Les oiseaux désertent-ils les sites où sont érigés des barrages? Dans le secteur de La Romaine 3, Hydro-Québec a déplacé une tour de télécommunication pour ne pas se retrouver dans le domaine vital d’un l’aigle royal, suivi par télémétrie à partir de 2013 (photo à la Une). « L’ennoiement du réservoir n’a pas causé de changement de son domaine vital ni de ses allers et venues, mais l’aigle évitait le site des ouvrages au fur et à mesure que la construction progressait », résume la biologiste.

Sur terre

Les castors feront l’objet d’un trappage intensif avant l’ennoiement de leur habita. Photo Istock.

L’habitat des castors, qui construisent leurs digues et leurs huttes aux abords des rivières, est forcément bouleversé lorsque le territoire où ils sont établis subit un ennoiement.

« Ici à La Romaine, on a convenu avec les populations locales de faire un trappage intensif des castors sur la zone où l’ennoiement était planifié», indique la biologiste.

Pour d’autres espèces, des suivis aériens ont été effectués avant chaque ennoiement ainsi que pendant.
« On voulait voir s’il y avait des animaux en danger, mais il faut comprendre qu’une mise en eau ne se fait pas du jour au lendemain. Ça se fait graduellement. La grande faune, par exemple les orignaux et les ours, ont le temps de voir venir et se déplacer», conclut la biologiste.

Caribou : des résultats bientôt

On sait d’ores et déjà que les chemins forestiers et autres lignes de transport créent des avenues qui permettent aux animaux, proies comme prédateur, de circuler plus librement. Les caribous sont particulièrement défavorisés, ce que ne nie pas la société d’État.

«On a suivi la population de caribou dans le secteur de La Romaine, entre autres des femelles avec un collier télémétrique. Ça s’est échelonné sur une période de 9 ans, de 2010 à 2019. Il y a eu des inventaires aériens pour répertorier la population, il y en a encore présentement. Il va rester un autre suivi un peu plus tard. On a une synthèse, en cours, qui va sortir prochainement », explique Maude Richard Saint Vincent.

Hydro-Québec ne se met pas la tête dans le sable. « Oui, effectivement, la prédation par le loup est un enjeu assez majeur. Mais il y a de la prédation par l’humain, aussi. »

L’accès aux réservoirs permettront aux villégiateurs de profiter de la pêche et autres activités récréatives. «Je pêche sur les réservoirs de la Côte-Nord, je vais à la petite chasse… Je les utilise moi-même, les chemins forestiers, et je ne suis pas toute seule! L’ouverture du territoire est une opportunité pour les humains aussi! », dit-elle sans ambages.

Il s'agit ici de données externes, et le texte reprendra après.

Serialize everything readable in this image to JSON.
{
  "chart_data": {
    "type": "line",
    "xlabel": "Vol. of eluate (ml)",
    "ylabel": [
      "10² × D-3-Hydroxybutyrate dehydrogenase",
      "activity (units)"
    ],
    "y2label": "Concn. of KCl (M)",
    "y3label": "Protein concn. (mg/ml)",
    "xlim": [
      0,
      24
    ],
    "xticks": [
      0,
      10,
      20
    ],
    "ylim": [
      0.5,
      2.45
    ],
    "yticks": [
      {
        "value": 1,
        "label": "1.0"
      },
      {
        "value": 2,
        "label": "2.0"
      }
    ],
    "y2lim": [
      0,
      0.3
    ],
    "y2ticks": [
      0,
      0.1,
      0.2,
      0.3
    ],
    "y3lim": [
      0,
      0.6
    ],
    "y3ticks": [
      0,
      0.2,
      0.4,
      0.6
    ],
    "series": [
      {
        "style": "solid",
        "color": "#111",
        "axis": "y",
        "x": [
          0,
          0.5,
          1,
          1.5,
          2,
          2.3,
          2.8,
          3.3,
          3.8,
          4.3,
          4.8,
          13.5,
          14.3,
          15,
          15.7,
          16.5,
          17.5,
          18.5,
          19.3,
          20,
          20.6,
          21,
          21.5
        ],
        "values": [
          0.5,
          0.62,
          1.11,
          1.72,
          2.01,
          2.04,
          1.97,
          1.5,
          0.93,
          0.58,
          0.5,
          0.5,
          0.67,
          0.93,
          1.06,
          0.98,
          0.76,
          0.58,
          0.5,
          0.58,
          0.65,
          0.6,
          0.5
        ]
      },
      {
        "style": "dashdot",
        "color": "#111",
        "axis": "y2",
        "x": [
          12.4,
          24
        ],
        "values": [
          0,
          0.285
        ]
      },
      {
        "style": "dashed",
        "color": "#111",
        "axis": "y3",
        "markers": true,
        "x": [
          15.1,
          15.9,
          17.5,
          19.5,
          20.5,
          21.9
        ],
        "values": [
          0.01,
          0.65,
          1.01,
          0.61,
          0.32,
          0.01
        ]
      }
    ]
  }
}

Des projets pilotes sont menés sur certaines lignes de transport pour maintenir, par exemple, un couvert végétal apprécié du caribou.

Des caribous. Photo courtoisie Jean-Simon Bégin.

Hydro-Québec procède à des essais pour atténuer les impacts de ses installations de transport sur le caribou, qui n’aime pas être à découvert. Des tronçons de lignes ont été surélevés pour permettre la croissance d’une végétation plus haute. Un suivi sera effectué sur l’efficacité de cette approche.